There are better city builders out there, in terms of depth and scope, but there's none that play quite like AC:NW.  Perhaps the closest resemblance could be seen in Harvest Moon: A New Beginning (a game where you play a farmer who also has a hand in rebuilding a town) or Hinterland (a game where you are a barbarian warrior who is also creating a settlement) because both games are about earning money and acquiring certain goods which are then invested in building your own town.  Come to think of it, Dark Cloud may have popularized this idea.

I probably do not need to explain why a maturing person would want to play Brain Age: Concentration Training.  It's a bit iffy, though, as there's apparently considerable scientific debate as to whether or not brain fitness is a thing.  Brain Age claims to be supported with MRI studies, but you will surely find others who have found means to disagree.  Well, what the heck, it only costs me maybe 10 minutes a day, and I can't say it's completely un-enjoyable, even if it was not worth the $60 it took me to buy this game twice (once for a physical copy, again when I realized it's better to get as a downloaded app).

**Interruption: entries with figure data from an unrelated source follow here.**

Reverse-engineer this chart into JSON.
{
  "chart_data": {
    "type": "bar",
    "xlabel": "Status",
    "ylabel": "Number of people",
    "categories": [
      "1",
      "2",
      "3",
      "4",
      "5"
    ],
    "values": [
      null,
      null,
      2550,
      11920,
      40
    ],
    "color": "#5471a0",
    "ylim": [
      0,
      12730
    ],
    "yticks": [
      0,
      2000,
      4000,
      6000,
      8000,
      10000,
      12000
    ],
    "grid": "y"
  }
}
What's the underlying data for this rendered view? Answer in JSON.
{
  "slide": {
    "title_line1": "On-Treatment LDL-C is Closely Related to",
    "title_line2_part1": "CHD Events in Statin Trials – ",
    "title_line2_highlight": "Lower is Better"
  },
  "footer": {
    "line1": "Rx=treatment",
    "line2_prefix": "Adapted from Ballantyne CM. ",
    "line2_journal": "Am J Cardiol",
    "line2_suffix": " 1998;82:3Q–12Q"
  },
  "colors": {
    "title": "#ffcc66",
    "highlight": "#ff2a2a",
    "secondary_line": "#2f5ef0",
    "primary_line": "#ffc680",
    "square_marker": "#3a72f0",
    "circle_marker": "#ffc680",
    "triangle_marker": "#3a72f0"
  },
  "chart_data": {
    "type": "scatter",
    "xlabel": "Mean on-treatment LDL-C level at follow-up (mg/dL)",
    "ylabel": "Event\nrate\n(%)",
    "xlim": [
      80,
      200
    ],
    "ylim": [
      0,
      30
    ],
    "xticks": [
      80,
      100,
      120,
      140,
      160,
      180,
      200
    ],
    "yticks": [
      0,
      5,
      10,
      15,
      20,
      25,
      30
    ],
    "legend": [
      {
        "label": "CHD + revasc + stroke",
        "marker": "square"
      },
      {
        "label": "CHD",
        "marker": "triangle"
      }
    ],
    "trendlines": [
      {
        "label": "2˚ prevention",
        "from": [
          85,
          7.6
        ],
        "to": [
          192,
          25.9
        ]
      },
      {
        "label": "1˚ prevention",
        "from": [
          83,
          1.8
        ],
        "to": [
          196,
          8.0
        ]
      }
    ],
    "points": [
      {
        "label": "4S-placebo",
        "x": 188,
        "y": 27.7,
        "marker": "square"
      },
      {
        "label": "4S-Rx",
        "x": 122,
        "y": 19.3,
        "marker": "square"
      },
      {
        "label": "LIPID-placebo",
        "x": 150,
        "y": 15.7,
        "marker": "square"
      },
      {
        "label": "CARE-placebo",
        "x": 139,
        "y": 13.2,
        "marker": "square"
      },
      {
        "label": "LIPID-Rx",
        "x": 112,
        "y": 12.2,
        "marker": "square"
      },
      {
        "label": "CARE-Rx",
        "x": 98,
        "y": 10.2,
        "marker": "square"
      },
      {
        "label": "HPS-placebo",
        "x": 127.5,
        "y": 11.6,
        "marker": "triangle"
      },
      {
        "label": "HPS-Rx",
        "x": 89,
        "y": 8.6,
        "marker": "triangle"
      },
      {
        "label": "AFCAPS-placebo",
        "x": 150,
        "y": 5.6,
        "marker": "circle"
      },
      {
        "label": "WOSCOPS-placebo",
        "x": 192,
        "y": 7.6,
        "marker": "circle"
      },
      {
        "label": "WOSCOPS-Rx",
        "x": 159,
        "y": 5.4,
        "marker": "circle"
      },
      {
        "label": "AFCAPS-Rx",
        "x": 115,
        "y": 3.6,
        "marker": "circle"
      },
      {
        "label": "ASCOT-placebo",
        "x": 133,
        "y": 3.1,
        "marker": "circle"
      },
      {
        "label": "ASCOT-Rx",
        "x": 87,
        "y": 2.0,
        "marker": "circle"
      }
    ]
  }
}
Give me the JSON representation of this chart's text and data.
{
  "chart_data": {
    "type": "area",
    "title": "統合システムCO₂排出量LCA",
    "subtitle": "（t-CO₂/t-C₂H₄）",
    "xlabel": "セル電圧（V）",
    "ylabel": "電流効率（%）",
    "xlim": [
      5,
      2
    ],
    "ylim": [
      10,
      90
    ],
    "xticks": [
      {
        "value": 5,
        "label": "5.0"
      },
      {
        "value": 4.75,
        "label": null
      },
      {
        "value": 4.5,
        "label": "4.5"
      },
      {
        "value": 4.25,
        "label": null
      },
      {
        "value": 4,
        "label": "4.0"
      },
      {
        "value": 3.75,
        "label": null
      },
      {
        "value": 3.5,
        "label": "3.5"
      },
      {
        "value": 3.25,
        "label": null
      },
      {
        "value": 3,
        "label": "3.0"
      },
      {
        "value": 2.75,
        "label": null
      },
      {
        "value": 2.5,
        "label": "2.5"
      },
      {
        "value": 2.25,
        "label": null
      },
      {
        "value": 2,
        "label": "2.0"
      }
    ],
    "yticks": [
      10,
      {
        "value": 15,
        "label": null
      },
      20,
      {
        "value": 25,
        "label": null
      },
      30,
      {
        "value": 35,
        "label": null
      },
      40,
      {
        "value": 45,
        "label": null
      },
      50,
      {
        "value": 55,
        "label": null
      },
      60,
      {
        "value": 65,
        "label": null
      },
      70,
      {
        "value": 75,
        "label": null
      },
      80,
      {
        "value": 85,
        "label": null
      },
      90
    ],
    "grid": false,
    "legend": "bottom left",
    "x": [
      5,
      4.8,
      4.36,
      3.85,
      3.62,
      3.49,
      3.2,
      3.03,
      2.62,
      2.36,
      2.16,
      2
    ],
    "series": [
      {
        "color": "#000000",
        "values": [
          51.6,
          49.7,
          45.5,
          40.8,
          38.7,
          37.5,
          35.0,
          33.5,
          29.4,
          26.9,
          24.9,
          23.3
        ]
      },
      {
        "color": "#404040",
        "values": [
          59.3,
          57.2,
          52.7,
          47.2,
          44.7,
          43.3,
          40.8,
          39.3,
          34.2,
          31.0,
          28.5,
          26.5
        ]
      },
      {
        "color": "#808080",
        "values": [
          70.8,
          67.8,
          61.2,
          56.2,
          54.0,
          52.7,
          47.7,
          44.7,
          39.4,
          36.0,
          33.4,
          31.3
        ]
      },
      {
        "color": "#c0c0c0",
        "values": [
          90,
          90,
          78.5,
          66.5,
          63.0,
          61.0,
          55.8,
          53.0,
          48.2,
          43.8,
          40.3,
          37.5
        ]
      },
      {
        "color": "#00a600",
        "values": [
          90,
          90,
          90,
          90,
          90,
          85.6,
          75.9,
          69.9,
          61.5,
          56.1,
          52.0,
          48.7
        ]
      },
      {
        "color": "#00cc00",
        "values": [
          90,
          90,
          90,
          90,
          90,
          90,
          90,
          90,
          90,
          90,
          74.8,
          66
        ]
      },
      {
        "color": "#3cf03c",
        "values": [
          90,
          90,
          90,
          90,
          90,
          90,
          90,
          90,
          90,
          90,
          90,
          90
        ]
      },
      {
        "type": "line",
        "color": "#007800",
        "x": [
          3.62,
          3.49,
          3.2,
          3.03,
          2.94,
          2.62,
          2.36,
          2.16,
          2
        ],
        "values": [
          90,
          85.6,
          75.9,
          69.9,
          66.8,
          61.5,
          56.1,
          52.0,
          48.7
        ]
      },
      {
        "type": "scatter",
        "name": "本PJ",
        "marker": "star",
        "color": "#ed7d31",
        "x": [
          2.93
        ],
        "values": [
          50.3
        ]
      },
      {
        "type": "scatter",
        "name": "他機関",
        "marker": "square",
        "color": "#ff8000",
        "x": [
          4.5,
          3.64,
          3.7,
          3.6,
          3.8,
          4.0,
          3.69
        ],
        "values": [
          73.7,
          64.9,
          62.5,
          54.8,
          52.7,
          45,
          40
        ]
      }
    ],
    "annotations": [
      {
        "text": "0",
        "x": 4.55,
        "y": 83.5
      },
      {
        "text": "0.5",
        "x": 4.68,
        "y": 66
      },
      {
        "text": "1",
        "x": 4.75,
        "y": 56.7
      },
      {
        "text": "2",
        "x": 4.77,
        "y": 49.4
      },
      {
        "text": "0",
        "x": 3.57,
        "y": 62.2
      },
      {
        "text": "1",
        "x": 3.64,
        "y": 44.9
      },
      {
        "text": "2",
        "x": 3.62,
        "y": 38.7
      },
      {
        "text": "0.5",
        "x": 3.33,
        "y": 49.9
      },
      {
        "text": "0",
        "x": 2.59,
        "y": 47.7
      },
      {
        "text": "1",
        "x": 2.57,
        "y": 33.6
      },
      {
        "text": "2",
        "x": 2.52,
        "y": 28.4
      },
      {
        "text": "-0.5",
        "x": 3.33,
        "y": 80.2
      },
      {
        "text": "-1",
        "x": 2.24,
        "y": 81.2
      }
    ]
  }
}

TotalBiscuit really didn't like Marvel Heroes.  I really can't argue with anything he's saying here despite initially liking it.

Neverwinter and Marvel Heroes turned out to be a waste of $50, each.   They're just RPGs in the vein of, "persistence equals rewards."  Which means they're not very challenging to me, the player.  Which means they have no real depth.  Which means, guess what, my maturity level completely rejects these games.  Had I only realized this sooner, I could have curbed my old buying habits and saved myself a tenth of a grand.

Another little change to my buying habit which I think would be beneficial to make is to stop buying games before I have finished playing the ones I have.  That's a fairly tall order, though, considering so many games make it hard to assess when they are truly "finished."